In mulling this over, Douglas attempted to settle on how to distinguish (to a customer) the difference between the passion and craft of beautiful food versus the soulless energy of a semi-truck full of food goods. It was then that one thing became very clear. “There is a real interest in our craft, not just the end product, but in how we got there-a real value in what people are actually doing.”
The thought was that if customers could see people making their food they would then be passively involve in the process and ultimately distinguish a dish such as handmade pasta from something offered at a big-chain restaurant like Olive Garden. As luck would have it, this thought was taking shape just as a new neighborhood in Seattle was coming up, South Lake Union. That ever-present opportunity showed itself and Douglas took it with abandon, renting more than four new building spaces at the same time.
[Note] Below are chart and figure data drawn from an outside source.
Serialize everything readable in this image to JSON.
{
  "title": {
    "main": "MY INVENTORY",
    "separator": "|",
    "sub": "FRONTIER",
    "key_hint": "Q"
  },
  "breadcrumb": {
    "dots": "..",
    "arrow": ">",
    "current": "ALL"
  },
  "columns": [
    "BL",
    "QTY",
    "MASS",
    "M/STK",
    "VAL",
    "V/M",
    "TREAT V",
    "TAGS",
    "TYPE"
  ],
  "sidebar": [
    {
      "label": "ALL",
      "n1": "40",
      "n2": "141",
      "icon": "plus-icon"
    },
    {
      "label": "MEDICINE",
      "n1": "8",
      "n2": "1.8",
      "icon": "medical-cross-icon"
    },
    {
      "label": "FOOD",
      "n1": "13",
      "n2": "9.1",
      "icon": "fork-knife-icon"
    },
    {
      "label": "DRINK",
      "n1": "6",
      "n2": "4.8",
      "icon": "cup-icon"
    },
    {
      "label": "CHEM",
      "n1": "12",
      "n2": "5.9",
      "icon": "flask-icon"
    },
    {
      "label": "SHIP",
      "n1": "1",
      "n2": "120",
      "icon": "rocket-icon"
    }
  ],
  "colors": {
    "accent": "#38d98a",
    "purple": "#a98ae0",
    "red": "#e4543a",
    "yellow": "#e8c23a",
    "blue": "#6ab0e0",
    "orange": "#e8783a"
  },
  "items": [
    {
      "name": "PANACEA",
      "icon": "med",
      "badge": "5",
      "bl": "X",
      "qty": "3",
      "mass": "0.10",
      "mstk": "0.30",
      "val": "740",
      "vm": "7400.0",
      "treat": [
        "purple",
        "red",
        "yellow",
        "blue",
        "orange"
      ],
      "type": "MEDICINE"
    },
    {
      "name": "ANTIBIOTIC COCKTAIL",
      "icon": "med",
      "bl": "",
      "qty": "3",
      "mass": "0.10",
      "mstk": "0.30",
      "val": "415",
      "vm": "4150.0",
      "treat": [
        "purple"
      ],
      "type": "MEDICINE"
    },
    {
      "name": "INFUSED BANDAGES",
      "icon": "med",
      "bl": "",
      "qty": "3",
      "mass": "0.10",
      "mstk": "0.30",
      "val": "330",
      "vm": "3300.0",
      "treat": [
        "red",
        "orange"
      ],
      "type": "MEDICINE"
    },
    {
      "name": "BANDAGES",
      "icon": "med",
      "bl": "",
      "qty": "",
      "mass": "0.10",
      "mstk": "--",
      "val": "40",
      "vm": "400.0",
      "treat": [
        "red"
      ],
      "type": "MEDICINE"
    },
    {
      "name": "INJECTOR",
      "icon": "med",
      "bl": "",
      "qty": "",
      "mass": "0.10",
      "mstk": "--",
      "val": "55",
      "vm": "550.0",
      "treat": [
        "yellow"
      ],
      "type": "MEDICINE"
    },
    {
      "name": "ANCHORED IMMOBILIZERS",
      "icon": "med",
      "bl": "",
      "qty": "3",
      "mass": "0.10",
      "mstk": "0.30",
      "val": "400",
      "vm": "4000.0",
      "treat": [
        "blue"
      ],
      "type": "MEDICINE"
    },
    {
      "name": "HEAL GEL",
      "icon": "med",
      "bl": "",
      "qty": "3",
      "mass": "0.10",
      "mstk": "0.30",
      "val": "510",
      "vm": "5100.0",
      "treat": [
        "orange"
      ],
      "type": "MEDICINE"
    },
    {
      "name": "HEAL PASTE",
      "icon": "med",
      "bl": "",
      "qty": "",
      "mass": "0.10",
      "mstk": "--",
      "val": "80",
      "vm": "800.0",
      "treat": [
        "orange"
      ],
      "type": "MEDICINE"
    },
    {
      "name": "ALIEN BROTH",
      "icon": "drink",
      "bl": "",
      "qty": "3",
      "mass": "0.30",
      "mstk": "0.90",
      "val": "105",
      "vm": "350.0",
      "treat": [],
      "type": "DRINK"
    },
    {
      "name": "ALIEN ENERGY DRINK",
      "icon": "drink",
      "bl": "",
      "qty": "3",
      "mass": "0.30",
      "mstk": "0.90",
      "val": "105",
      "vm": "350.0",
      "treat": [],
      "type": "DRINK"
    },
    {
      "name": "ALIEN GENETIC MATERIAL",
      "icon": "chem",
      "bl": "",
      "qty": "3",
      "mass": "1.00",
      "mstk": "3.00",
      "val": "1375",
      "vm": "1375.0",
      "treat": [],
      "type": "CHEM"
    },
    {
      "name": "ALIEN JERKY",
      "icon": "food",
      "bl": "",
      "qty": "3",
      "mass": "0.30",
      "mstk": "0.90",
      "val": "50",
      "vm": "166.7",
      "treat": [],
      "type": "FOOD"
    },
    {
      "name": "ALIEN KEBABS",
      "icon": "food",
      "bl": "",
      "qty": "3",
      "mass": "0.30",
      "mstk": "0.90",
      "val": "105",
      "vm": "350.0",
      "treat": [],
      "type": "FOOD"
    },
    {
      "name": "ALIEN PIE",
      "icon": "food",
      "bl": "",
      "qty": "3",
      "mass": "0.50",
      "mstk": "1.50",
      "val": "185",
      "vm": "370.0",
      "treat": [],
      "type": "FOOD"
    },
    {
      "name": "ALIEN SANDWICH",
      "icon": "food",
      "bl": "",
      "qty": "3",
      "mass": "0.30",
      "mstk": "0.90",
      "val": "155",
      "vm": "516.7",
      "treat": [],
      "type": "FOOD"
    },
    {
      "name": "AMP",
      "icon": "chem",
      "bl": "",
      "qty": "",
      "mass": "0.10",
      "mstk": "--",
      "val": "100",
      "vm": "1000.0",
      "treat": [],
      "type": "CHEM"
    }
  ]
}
Today, those grounds house the aforementioned restaurants and showcase a pasta station where anyone can see their dinner taking shape, a dumpling line showcasing how precious Tibetan dumplings are made and a pretzel bar where a chef stretches and twists baked-to-order pretzels for a packed bar of hungry onlookers. In essence, these features educate and involve patrons, just as he envisioned.
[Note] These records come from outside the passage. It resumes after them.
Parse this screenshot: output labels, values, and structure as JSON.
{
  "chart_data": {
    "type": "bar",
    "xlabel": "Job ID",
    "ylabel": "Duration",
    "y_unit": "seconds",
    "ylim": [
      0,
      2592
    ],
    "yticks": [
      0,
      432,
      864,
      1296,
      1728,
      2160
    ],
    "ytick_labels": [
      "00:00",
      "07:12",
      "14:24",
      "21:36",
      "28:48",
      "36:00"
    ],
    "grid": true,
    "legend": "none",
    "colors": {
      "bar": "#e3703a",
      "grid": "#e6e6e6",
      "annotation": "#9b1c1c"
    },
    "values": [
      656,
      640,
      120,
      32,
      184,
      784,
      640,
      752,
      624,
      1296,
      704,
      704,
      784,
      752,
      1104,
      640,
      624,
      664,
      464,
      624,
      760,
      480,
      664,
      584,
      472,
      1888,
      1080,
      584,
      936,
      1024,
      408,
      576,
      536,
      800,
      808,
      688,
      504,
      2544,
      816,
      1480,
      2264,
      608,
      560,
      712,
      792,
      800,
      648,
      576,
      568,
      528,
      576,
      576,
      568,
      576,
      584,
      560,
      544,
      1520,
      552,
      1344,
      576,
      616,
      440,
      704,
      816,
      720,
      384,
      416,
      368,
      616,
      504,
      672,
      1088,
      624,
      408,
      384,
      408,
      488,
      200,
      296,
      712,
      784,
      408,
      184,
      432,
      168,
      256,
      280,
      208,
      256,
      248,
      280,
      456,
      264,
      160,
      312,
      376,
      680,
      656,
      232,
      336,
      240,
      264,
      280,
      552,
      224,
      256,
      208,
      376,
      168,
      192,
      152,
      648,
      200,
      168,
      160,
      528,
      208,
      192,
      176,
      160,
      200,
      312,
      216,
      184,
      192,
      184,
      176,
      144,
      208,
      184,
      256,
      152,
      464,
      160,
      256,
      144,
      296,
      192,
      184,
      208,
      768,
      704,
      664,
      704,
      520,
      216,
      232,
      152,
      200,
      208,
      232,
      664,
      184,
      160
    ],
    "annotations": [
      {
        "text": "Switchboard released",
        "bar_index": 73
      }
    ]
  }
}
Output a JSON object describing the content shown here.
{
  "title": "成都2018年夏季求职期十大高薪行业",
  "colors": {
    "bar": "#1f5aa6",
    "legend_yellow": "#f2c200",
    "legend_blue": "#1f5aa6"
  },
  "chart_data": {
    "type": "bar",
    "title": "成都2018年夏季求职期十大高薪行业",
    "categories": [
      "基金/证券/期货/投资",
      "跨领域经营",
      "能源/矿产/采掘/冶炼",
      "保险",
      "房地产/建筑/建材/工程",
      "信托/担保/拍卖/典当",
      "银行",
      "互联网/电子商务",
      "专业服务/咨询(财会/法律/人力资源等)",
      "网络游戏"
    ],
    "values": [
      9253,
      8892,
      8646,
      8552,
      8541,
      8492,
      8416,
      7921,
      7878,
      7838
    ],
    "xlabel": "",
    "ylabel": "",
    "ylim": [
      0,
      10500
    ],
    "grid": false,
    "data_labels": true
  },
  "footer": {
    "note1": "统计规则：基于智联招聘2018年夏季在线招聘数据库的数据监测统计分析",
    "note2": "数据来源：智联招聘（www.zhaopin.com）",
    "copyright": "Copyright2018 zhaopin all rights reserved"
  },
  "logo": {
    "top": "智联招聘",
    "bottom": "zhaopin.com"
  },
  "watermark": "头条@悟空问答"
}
Outside of his own businesses, Douglas has long been a champion of local food and farmers, voicing concern about choosing local over organic years before the national media caught on. Further, he has been a staunch supporter of Washington wine since his early days. There has always been a strong Washington wine presence on his menus and he has lobbied for the industry in his free time.
“There is a disconnect between Washington agriculture and the wine industry, but I try to make that connection (for people),” he says. Douglas wants everyone to understand that the people who grow grapes and make wine are in the same camp as farmers. You can’t support one and not the other. This methodology of supporting local businesses extends beyond wine, too. With the growing number of local coffee roasters in Seattle, Douglas has opted to remain faithful to Starbucks in all of his establishments as means of supporting a huge industry in the city. “I’m enamored with their company and think they’ve grown large and kept a fantastic level of quality. They’re local, and everything I do supports local first. And they are good community supporters. As a matter of fact, I think their coffee is delicious.”
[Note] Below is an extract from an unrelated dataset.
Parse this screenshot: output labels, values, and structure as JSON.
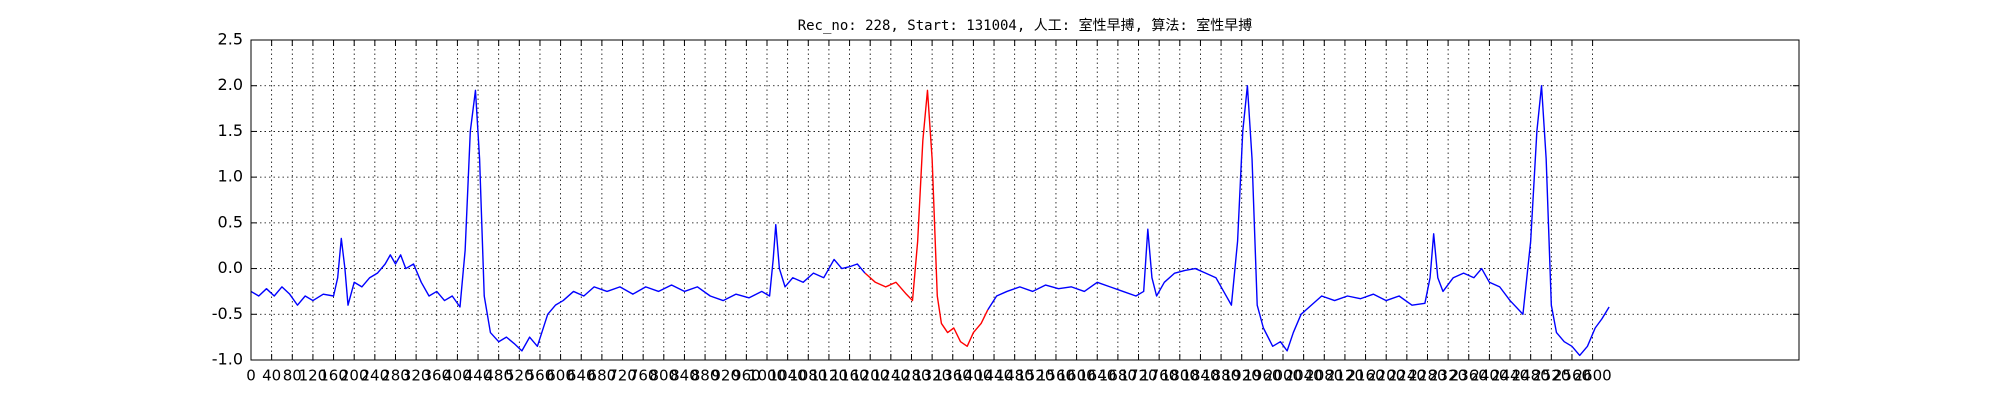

An early adapter to restaurant events that host wine nights and tastings for local wineries and vintners, Tom set the stage for what is now becoming more commonplace in restaurants-specially blended house wine. With the opening of Lola in 2003, Tom and Jackie turned to their wine-making friends at Chinook Winery in Prosser. Rather than focusing on individual bottles, Chinook ships magnums of specially blended wines that are then served in carafes.
Amidst all of this creating and building and working, one might believe the man doesn’t sleep. And one wouldn’t be half-wrong. “I spend a lot of time on eBay between 3 and 4 a.m. when I can’t sleep because I’m thinking of business,” he confesses as he sips his martini from a newly acquired pheasant-etched tumbler with matching shaker that the bartenders at Cuoco use just for him. He has also took up golf in recent years, and while last year was his busiest in the restaurants, he managed to get in rounds at Pebble Beach, Bandon Dunes and Doonbeg in Ireland.
He and his business partner/wife, Jackie, intend to travel even more in the coming years. “I want to find a place for myself in the world where I go for a month every year,” he says. Later this year they will head to Paris, the ultimate food mecca. “Jackie’s already taking French lessons and I’m going to catch up,” he promises.
And with that, he’s up and off to a baby shower being held at his home for an evening of family, food and maybe, just maybe, a little midnight eBay.